ANSYS Benchmark Test Case Information

  • ANSYS HPC Licensing Packs required for this benchmark
    • I used three (3) HPC Packs to unlock all of the cores used during the ANSYS Fluent Test Cases of the CUBE appliances shown on the Figure 1 chart.
    • I did use four (4) HPC Packs for the two 256 core benchmarks shown on the data but only wanted the data for testing.
  • The best average seconds per iteration goes to the 2015 CUBE Intel® Xeon® e5-2667 V3 with a 0.625 time using 128 compute cores.
    • The 2015 CUBE Intel® Xeon® e5-2667 V3 outperformed the 256 core AMD Opteron™ series ANSYS Fluent 17.2 benchmarks.
    • Please note that different numbers of CUBE Compute Nodes were used in this test.
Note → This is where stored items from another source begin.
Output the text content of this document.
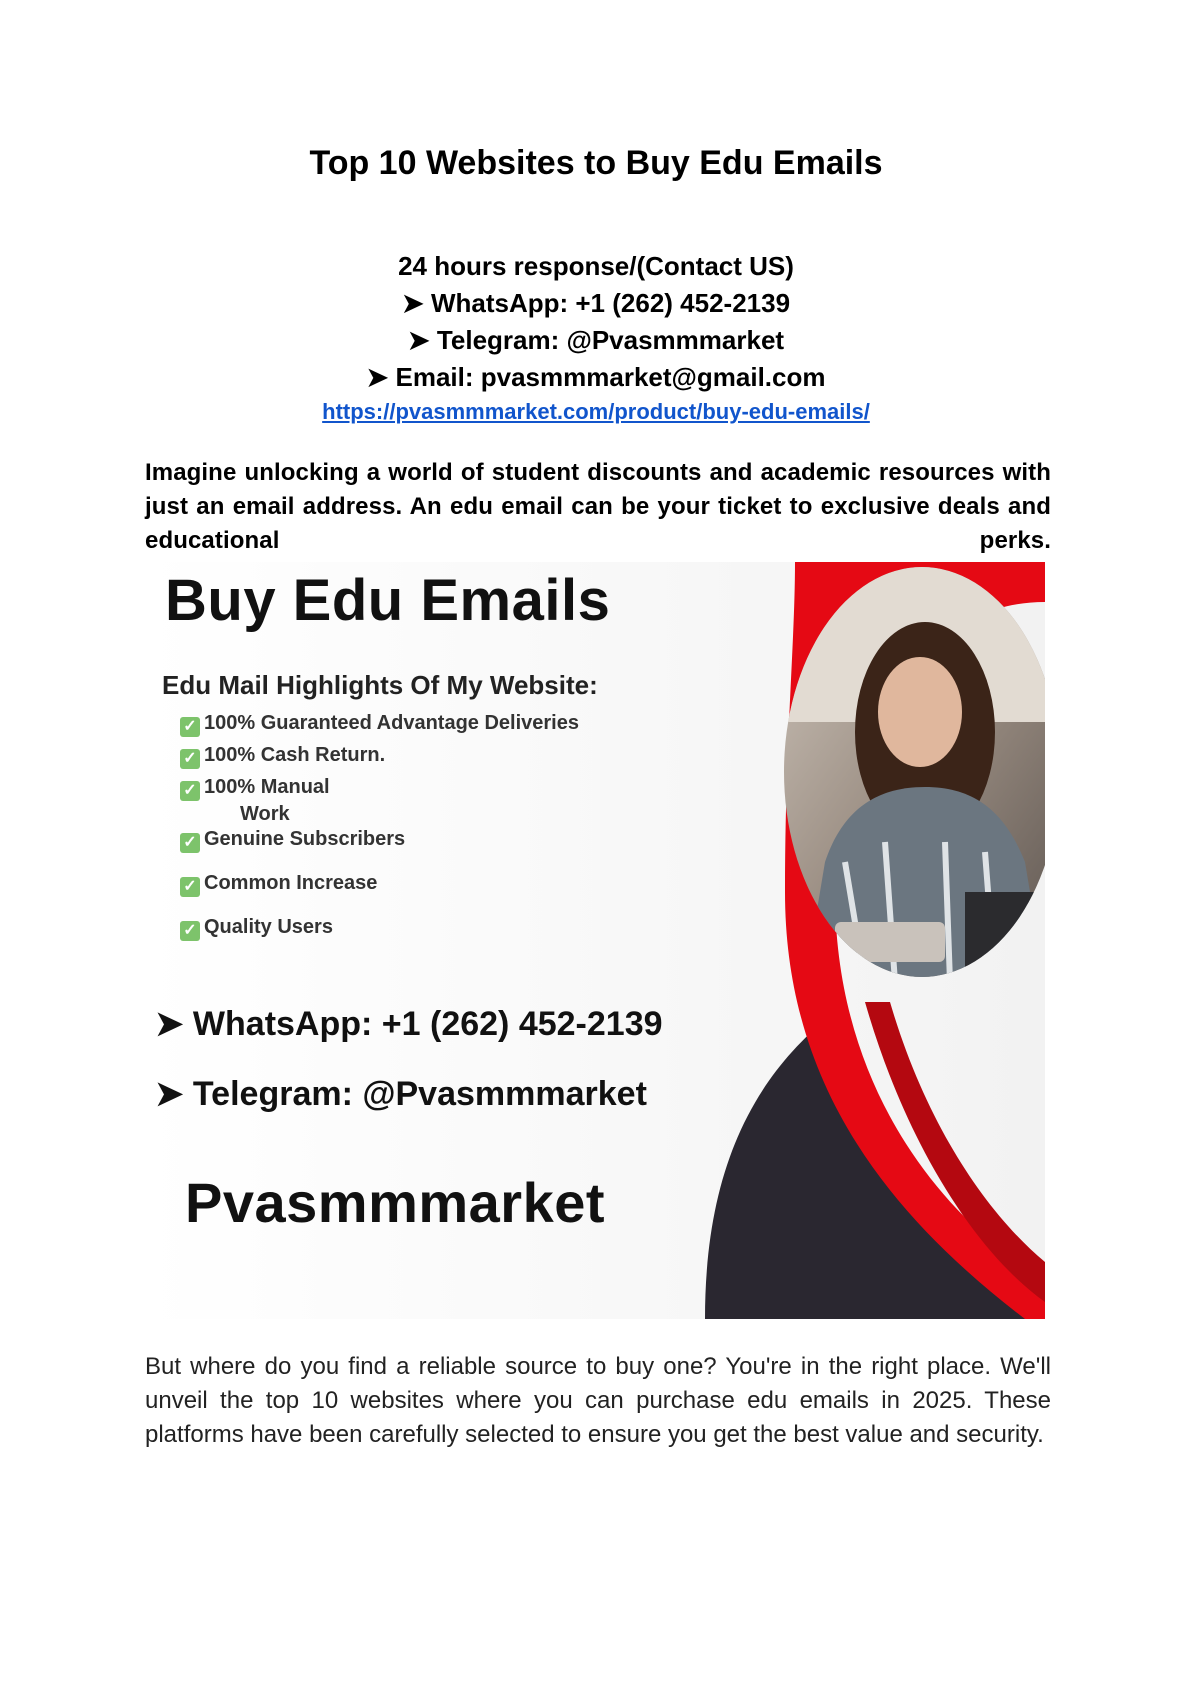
Top 10 Websites to Buy Edu Emails
24 hours response/(Contact US)
➤ WhatsApp: +1 (262) 452-2139
➤ Telegram: @Pvasmmmarket
➤ Email: pvasmmmarket@gmail.com
https://pvasmmmarket.com/product/buy-edu-emails/
Imagine unlocking a world of student discounts and academic resources with just an email address. An edu email can be your ticket to exclusive deals and educational perks.
Buy Edu Emails
Edu Mail Highlights Of My Website:
✓ 100% Guaranteed Advantage Deliveries
✓ 100% Cash Return.
✓ 100% Manual
Work
✓ Genuine Subscribers
✓ Common Increase
✓ Quality Users
➤ WhatsApp: +1 (262) 452-2139
➤ Telegram: @Pvasmmmarket
Pvasmmmarket
But where do you find a reliable source to buy one? You're in the right place. We'll unveil the top 10 websites where you can purchase edu emails in 2025. These platforms have been carefully selected to ensure you get the best value and security.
However straight across CPU times are also shown for single nodes at 64 cores.
  • To illustrate this ANSYS Fluent test case as it relates to the real world. A completely new ANSYS HPC customer is likely to have up two (2) of the entry level INTEL CUBE Compute Nodes versus eight (8) CUBE compute nodes configuration.
  • Please contact your local ANSYS Software Sales Representative for more information on purchasing ANSYS HPC Packs. You too may be able to speed up your solve times by unlocking additional compute power!
  • What is a CUBE? For more information regarding our Numerical Simulation workstations and clusters please contact our CUBE Hardware Sales Representative at SALES@PADTINC.COM Designed, tested and configured within your budget. We are happy to help and to listen to your specific needs.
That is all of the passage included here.